From the Chronicle, a surprisingly good article on Big Data:
This month Mr. Lazer published a new Science article that seemed to dump a bucket of cold water on such data-mining excitement. The paper dissected the failures of Google Flu Trends, a flu-monitoring system that became a Big Data poster child. The technology, which mines people’s flu-related search queries to detect outbreaks, had been “persistently overestimating” flu prevalence, Mr. Lazer and three colleagues wrote. Its creators suffered from “Big Data hubris.” An onslaught of headlines and tweets followed. The reaction, from some, boiled down to this: Aha! Big Data has been overhyped. It’s bunk.
Not so, says Mr. Lazer, who remains “hugely” bullish on Big Data. “I would be quite distressed if this resulted in less resources being invested in Big Data,” he says in an interview. Mr. Lazer calls the episode “a good moment for Big Data, because it reflects the fact that there’s some degree of maturing. Saying ‘Big Data’ isn’t enough. You gotta be about doing Big Data right.”
I don’t know if I have to sketch out the parallels in education, but just in case: we have two really unhelpful parties in learning analytics. We have the “it’s all bunk” crowd, and we have the evangelists. And I don’t know which is worse.
Here’s the thing — saying “Big Data is bunk” is pretty close in ridiculousness to saying “Oceanography is bunk”. Seventy percent of the planet is ocean. Likewise, the “data exhaust” we emit on a daily basis is growing exponentially. There is no future where the study of this data is not going to play a large role in the research we do and the solutions we create. None. Nada.
How we do it is the issue. And the “science” in “data science” is supposed to bring an element of rigor to that.
But for various reasons, the Big Data world is surprisingly unscientific, surprisingly data illiterate, surprisingly uncritical of its own products. I hear supposed data scientists quoting the long debunked claim that Obama won the 2012 election through use of Big Data (unclear and unlikely). They latch on to the same story about Target predicting pregnancy, which remains, years later, an anecdote that has never seen external scrutiny. They cite Netflix, even though Netflix has walked back from a purer data approach, handtooling micro-genres to make results more meaningful.
It gets worse. As the Chronicle article points out, Google statisticians published the original Nature article on using Google searches to predict flu outbreaks in 2009. Google Flu Trends, the result of that research, is used by public health professionals as one measure of likely flu incidence.

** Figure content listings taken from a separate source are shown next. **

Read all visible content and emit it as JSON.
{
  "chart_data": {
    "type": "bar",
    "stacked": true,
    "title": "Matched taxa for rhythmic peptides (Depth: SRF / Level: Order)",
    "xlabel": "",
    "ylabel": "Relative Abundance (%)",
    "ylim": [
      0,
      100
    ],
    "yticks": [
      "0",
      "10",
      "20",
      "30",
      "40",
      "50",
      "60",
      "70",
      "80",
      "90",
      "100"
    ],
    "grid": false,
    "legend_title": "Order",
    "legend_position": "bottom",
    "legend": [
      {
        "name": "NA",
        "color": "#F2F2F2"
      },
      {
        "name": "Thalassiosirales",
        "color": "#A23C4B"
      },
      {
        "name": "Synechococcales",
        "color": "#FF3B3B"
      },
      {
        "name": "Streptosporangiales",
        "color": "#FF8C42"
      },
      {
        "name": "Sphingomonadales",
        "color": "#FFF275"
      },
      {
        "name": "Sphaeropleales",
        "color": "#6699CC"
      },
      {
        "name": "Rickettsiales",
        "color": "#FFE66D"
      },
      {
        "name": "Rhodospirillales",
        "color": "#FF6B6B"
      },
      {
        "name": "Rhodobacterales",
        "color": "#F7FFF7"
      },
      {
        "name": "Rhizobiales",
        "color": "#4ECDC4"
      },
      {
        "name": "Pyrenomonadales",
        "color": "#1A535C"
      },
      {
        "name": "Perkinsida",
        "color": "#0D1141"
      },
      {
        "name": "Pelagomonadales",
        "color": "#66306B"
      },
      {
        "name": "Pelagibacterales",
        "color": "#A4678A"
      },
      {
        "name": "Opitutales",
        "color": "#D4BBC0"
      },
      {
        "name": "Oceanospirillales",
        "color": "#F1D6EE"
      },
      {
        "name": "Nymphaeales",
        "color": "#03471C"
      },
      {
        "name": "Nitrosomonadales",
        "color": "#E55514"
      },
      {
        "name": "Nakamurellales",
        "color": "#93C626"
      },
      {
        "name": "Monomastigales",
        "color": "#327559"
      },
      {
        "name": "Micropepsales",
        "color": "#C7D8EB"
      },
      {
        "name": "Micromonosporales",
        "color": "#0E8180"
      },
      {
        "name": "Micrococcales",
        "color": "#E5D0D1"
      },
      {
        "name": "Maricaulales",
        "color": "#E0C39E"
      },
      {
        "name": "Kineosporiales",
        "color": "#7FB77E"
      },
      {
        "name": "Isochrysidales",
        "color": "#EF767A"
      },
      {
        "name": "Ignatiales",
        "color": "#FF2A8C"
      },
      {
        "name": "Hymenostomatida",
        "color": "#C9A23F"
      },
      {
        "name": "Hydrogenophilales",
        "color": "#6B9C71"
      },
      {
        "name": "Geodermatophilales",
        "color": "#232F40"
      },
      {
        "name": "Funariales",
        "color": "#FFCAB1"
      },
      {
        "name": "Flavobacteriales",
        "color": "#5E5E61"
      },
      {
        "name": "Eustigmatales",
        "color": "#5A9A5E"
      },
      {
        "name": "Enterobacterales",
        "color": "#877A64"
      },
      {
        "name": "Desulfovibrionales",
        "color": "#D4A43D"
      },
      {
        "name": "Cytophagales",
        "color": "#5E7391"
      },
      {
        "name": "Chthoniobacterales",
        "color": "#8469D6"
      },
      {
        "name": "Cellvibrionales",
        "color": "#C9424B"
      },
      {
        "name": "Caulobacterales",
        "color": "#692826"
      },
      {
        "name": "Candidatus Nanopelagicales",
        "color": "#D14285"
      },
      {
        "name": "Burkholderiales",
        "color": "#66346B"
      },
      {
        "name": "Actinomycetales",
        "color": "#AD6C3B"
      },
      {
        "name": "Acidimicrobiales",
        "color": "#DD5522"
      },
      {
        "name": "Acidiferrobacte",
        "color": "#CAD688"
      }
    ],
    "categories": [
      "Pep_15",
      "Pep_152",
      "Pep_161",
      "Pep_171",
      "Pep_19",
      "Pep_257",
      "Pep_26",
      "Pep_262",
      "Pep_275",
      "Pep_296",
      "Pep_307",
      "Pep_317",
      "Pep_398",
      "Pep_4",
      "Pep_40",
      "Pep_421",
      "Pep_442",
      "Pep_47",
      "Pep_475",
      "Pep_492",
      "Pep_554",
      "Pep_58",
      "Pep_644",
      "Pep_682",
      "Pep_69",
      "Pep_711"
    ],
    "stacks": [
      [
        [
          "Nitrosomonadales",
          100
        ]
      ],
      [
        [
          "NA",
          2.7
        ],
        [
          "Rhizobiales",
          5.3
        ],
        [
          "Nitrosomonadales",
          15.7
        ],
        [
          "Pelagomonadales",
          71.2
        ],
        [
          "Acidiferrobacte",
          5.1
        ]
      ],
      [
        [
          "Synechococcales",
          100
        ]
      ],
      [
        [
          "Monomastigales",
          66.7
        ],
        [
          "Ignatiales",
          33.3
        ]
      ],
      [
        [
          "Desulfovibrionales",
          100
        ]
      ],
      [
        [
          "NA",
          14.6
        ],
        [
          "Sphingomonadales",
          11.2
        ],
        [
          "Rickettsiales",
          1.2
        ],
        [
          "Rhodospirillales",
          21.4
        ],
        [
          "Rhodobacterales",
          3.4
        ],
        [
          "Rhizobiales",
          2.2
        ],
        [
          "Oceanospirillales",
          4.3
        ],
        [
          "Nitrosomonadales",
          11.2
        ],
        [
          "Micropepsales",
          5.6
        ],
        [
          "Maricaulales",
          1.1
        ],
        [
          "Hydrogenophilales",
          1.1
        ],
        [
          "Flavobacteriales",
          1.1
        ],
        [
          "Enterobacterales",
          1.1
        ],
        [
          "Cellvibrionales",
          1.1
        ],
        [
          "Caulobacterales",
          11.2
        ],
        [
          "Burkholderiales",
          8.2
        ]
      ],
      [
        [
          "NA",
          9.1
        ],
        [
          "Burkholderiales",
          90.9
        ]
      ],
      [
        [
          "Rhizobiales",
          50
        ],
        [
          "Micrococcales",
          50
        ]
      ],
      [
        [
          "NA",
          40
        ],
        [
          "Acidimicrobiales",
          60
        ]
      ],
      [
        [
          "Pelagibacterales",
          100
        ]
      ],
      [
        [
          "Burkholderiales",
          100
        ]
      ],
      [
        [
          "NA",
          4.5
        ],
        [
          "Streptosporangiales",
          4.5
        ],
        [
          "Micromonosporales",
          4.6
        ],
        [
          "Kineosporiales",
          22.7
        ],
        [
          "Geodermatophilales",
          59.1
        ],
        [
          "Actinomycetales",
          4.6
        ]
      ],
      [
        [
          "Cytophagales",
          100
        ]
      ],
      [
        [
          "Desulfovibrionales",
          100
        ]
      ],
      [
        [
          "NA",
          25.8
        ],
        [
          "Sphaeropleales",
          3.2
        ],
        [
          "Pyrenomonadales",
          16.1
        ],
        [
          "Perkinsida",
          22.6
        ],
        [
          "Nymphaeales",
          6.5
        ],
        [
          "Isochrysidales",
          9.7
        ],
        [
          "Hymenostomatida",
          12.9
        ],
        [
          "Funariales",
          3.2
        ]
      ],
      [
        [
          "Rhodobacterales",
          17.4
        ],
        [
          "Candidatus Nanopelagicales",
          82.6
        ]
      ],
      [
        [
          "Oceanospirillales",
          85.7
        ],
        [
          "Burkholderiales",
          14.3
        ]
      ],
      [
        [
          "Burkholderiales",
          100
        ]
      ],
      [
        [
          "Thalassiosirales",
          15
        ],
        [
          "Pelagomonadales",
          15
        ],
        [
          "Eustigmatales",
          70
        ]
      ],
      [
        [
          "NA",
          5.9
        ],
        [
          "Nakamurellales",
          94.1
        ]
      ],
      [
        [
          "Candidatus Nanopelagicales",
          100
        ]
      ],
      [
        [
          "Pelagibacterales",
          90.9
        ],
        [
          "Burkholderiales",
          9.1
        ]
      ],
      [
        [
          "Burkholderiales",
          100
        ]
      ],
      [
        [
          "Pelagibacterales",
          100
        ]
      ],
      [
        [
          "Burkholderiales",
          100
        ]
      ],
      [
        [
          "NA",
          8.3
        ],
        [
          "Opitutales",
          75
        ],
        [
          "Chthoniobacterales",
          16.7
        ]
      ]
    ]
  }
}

That persistent over-estimation that was just discovered? Flu Trends was overestimating physician visits by about 100%. That’s bad. But here’s the kicker: It’s been doing that for three years.
And this, unfortunately, is par for the course. A recent article by an Open University analytics expert cites the Purdue Course Signals experiment, apparently unaware that a substantial portion of those findings came under substantial critique last year, which raised questions that have still not been answered to this day. Meanwhile the examples used by MOOC executives are either trivial or so naively interpreted that one has to assume that they are deliberately decieving the public (the alternative, that professors at Stanford do not understand basic issues in research methods, is just too frightening to contemplate). Yet, if they are called on these errors, it is generally by the “Big Data is bunk” crowd.
There are people — people I know personally — who are in the happy middle here, believing not that we should support analytics or Big Data but that we should support better practice, period. But there’s too few of them.
So here’s my proposal. We’ve all used these anecdotes — Google Flu Trends, Course Signals, Netflix recommendations, Obama’s election — to make a point in a presentation.
Early in this field, that was probably OK. We needed stories, and there wasn’t a whole lot of rigorous work to pull from. But it’s not OK anymore. I’m declaring a moratorium on poorly sourced anecdotes. If you are truly a data person, research the examples you plan to cite. See what has happened in the four or five years since you first saw them. Don’t cite stuff that is questionable or seemingly permanently anecdotal. And if you hear people cite this stuff in a keynote, call them on it. Be the skunk at the party. Because it’s intelligent skunks, not cheerleaders, that this field needs right now.